Exchange Income stock
One of the most popular monthly dividend stocks on the TSX, Exchange Income (TSX:EIF) has created massive wealth for shareholders. In the past two decades, EIF stock has returned 433% to shareholders, compared to the 166% returns of the TSX index. After adjusting for dividends, ETF stock has returned a staggering 2,470% to shareholders since November 2003.
Despite its outsized gains, EIF stock pays shareholders an annual dividend of $2.52 per share, indicating a yield of 5.7%.

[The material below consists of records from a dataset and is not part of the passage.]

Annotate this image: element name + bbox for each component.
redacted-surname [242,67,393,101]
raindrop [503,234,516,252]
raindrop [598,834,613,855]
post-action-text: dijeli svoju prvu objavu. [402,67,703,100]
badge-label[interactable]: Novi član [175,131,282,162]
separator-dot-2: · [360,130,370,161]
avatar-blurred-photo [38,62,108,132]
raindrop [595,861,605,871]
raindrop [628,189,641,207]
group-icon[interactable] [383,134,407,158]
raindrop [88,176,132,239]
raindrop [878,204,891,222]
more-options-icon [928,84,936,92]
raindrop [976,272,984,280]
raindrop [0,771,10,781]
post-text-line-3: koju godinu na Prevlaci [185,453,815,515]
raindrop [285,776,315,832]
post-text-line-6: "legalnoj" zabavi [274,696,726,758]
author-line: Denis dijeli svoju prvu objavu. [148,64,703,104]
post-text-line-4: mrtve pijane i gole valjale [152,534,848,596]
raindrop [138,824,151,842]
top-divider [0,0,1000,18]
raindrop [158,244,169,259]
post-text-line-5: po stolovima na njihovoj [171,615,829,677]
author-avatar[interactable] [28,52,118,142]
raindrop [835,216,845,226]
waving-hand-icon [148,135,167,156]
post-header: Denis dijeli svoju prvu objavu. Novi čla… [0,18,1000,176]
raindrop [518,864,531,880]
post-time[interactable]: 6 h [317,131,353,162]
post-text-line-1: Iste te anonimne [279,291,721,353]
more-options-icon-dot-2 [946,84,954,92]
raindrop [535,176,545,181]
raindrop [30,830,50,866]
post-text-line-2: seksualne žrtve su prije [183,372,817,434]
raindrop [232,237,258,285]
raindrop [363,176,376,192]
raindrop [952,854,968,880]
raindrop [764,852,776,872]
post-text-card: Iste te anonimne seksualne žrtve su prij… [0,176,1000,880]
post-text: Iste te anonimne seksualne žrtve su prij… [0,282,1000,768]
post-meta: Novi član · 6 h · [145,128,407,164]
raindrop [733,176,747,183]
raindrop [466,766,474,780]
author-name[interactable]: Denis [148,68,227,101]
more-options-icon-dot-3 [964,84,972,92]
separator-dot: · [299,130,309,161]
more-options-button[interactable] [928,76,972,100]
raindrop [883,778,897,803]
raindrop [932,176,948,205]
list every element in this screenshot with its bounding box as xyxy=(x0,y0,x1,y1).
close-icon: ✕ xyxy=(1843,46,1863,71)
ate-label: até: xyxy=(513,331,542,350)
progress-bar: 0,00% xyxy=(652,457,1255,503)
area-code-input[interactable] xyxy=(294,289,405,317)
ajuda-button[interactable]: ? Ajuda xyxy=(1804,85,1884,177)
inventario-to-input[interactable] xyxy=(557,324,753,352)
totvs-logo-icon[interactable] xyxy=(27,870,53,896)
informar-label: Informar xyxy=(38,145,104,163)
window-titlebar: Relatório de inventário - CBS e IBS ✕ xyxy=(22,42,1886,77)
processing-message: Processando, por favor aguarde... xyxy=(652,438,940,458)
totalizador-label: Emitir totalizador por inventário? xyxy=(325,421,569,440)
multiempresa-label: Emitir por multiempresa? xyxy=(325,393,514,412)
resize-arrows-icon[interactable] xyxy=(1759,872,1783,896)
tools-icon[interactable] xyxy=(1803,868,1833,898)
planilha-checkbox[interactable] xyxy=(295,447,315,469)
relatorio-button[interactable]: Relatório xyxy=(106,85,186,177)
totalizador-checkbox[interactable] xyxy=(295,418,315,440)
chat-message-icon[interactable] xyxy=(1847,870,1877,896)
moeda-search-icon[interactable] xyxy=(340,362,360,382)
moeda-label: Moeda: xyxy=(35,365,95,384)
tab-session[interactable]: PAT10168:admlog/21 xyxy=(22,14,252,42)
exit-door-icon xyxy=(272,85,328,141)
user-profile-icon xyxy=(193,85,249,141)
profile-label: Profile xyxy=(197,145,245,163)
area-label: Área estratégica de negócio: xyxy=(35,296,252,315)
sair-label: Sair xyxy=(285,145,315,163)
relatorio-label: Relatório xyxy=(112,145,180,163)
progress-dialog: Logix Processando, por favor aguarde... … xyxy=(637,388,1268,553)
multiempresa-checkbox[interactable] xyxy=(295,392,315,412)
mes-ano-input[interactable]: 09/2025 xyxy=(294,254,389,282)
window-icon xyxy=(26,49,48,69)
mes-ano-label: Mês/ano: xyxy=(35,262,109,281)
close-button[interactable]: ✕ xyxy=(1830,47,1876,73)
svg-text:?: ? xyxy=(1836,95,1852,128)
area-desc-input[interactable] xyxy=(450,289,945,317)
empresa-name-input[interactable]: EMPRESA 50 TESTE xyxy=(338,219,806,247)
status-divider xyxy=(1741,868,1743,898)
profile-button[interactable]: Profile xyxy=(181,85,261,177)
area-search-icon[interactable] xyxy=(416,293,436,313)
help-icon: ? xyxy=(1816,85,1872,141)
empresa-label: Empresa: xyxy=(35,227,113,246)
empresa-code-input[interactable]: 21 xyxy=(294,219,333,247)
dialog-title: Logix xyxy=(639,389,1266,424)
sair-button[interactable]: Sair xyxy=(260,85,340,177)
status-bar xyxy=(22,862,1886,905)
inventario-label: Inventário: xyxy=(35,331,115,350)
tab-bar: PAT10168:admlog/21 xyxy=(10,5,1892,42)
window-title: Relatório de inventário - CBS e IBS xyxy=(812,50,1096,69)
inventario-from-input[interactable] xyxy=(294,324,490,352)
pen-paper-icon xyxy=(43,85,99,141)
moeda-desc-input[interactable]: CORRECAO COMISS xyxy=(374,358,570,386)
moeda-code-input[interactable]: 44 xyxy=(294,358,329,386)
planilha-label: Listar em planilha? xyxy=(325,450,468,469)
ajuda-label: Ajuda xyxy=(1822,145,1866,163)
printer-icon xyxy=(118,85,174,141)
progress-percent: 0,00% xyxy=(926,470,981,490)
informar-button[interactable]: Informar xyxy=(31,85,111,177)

In Q3 of 2023, Exchange Income reported revenue of $688 million, up 17% year over year. Its adjusted EBITDA (earnings before interest, tax, depreciation, and amortization) grew by 125 to $168 million, while free cash flow stood at $74 million, up 8% year over year.
Exchange Income invested $43 million in capital expenditures, which should drive its future cash flows higher and support dividend hikes. It ended Q2 with a payout ratio of less than 60%, providing it with the flexibility to focus on accretive acquisitions.
Whitecap Resources stock
The final monthly dividend stock on my list is Whitecap Resources (TSX:WCP), a company part of the energy sector. Valued at less than $6 billion by market cap, Whitecap acquires, develops, and produces oil and gas assets in Western Canada.
Whitecap ended Q3 with a net debt of $1.3 billion and will now return 75% of free funds flow to shareholders. Since Whitecap acquired XTO Energy Canada for $1.9 billion in Q3 of 2022, the company has reduced net debt by $900 million and returned close to $450 million to shareholders via dividends and buybacks.
Priced at 7.3 times forward earnings, Whitecap trades at a discount of 50% to consensus price target estimates.